Laughter and jokes about Lewis B. Toklas, aka: “Jimmy Olson” circled the room, as the young man at the table downloaded a few pics from the Web of a random woman across the country and composed a note to the unassuming lonely grower.
Meanwhile, back at the grow house…
Lewis cut up bud, loaded his bong, and waited for responses. Soon a flood of porn spam filled his inbox.
“Damn, rat bastards,” he said, taking a big rip.
Then he saw it… “Lonely Alone” was sending him a note.

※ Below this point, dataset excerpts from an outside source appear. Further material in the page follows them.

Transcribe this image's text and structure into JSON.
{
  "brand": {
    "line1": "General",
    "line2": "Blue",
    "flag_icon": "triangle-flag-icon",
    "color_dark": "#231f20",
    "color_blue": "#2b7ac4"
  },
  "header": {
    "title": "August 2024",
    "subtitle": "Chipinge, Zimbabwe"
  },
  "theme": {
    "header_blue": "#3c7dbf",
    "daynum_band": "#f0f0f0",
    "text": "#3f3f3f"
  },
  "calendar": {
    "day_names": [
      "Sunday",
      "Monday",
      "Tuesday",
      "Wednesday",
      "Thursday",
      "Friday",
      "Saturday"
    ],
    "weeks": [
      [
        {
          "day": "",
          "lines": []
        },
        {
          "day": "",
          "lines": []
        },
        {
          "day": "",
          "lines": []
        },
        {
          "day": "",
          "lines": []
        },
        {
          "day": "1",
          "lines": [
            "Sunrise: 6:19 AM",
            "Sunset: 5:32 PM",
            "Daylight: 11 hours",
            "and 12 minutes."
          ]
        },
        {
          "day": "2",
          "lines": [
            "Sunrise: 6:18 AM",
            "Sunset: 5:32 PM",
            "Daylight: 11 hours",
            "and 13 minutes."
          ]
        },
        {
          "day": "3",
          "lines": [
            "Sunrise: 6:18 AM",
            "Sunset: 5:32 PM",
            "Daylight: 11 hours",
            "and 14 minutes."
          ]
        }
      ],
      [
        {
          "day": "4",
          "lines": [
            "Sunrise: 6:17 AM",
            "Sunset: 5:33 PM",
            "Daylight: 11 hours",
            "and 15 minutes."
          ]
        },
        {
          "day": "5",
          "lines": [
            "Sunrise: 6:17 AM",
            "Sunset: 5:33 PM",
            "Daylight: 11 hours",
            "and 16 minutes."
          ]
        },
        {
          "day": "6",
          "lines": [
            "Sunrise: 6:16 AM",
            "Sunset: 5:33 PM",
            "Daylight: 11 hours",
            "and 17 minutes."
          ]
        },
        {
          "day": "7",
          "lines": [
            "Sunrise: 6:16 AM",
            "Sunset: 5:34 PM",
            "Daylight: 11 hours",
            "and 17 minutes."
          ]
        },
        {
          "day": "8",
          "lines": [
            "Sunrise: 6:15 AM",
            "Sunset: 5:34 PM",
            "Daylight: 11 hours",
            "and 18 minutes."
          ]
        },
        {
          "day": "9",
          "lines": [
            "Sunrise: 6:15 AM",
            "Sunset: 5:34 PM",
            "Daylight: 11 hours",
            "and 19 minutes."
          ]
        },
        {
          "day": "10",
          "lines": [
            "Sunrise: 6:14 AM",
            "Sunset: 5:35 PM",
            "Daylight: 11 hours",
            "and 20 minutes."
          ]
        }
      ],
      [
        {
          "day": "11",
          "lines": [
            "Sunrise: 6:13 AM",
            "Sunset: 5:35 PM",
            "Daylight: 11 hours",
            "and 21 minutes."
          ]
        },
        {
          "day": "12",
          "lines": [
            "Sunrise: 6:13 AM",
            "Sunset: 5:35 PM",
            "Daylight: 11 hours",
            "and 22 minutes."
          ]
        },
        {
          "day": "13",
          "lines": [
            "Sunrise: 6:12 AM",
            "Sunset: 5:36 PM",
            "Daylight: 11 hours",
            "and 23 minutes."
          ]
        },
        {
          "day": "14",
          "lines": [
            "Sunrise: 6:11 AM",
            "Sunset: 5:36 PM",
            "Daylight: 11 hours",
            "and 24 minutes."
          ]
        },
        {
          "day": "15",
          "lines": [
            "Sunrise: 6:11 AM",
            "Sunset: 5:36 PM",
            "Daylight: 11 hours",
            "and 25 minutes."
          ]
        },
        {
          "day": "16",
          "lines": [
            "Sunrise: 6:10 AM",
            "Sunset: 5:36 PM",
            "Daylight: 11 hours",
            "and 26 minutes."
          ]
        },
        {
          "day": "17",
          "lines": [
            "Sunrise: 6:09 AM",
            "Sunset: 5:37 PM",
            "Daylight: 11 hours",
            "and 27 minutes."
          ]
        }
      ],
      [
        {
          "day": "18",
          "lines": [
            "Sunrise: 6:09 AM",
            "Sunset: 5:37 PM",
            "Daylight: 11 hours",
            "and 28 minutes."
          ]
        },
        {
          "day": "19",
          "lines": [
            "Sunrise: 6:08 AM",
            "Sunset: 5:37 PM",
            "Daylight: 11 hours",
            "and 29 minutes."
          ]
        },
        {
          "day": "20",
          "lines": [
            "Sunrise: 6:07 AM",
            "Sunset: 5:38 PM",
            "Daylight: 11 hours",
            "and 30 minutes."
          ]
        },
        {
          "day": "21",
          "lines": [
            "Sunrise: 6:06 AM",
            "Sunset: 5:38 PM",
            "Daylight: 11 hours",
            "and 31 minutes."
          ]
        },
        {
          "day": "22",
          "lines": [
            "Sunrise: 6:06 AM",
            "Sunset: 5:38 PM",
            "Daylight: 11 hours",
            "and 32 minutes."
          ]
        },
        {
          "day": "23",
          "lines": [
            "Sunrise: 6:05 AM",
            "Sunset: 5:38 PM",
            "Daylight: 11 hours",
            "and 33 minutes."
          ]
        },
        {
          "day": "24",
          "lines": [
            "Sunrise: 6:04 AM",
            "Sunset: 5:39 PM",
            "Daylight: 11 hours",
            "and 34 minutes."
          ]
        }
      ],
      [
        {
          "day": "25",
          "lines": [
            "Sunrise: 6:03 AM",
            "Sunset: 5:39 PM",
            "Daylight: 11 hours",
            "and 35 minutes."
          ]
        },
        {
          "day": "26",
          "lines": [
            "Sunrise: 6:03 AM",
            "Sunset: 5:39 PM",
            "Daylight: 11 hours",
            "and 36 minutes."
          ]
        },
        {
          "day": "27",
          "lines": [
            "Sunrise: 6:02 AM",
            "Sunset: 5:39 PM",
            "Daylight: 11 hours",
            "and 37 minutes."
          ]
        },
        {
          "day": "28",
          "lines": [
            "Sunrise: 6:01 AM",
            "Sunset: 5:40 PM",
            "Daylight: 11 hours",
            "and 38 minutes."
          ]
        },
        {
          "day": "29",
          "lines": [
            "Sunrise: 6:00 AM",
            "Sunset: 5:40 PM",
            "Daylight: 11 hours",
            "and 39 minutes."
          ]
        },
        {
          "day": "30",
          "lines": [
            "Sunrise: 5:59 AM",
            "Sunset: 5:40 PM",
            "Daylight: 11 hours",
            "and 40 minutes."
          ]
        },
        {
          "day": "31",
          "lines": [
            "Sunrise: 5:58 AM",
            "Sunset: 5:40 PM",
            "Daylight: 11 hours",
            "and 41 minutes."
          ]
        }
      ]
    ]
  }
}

Hello. Saw your ad and I feel the same way. Not a bar scene lady. Send a photo?
Lewis couldn’t believe it. Attached to the note was a photo of a pretty, smiling face and the largest pair of breast he’d ever seen, seemingly attempting to free themselves from her way-too-tiny top - not that he was complaining.
“Thank you, Jesus!” he exclaimed, and quickly sent off a response.
Faking It
“He sent a photo!” the young man blurted out from across the room.
“Oh my God, I don’t know if I can look at that,” the young girl said. “I’ve worked in his room. Not sure if I want that visual stuck in my head!”
The photo could have been from anyone, from any site, but the those who knew the eccentric grower spotted tell-tale signs of Lewis’ crash pad right away.
“You’d think he would have wiped the gnats off that table in the background before he shot his dick, right?” a young man said, firing up a fatty and passing it around the circle to more laughter and crass remarks at Lewis’ expense.
“Hey that’s my hoodie on the futon,” one young man added. "Is that his cat in the pizza box?"
The man in charge of the charade was busy composing his response, but before he could, Lewis was already sending more fodder for what was fast becoming a night to remember.
“Better bring out that bottle of Tequila, Lewis just sent a video,” he said to the group of trimmers, some with clippers and bud still in hand, now forming a circle around the laptop, peering over his shoulder, watching as Lewis pleasured himself for what he thought was just another “lonely lady.”
“The thing is, we could be anyone. What a fool,” the young woman said, returning to her chair, picking up another branch as the group settled down to the long night of supply and demand ahead of them.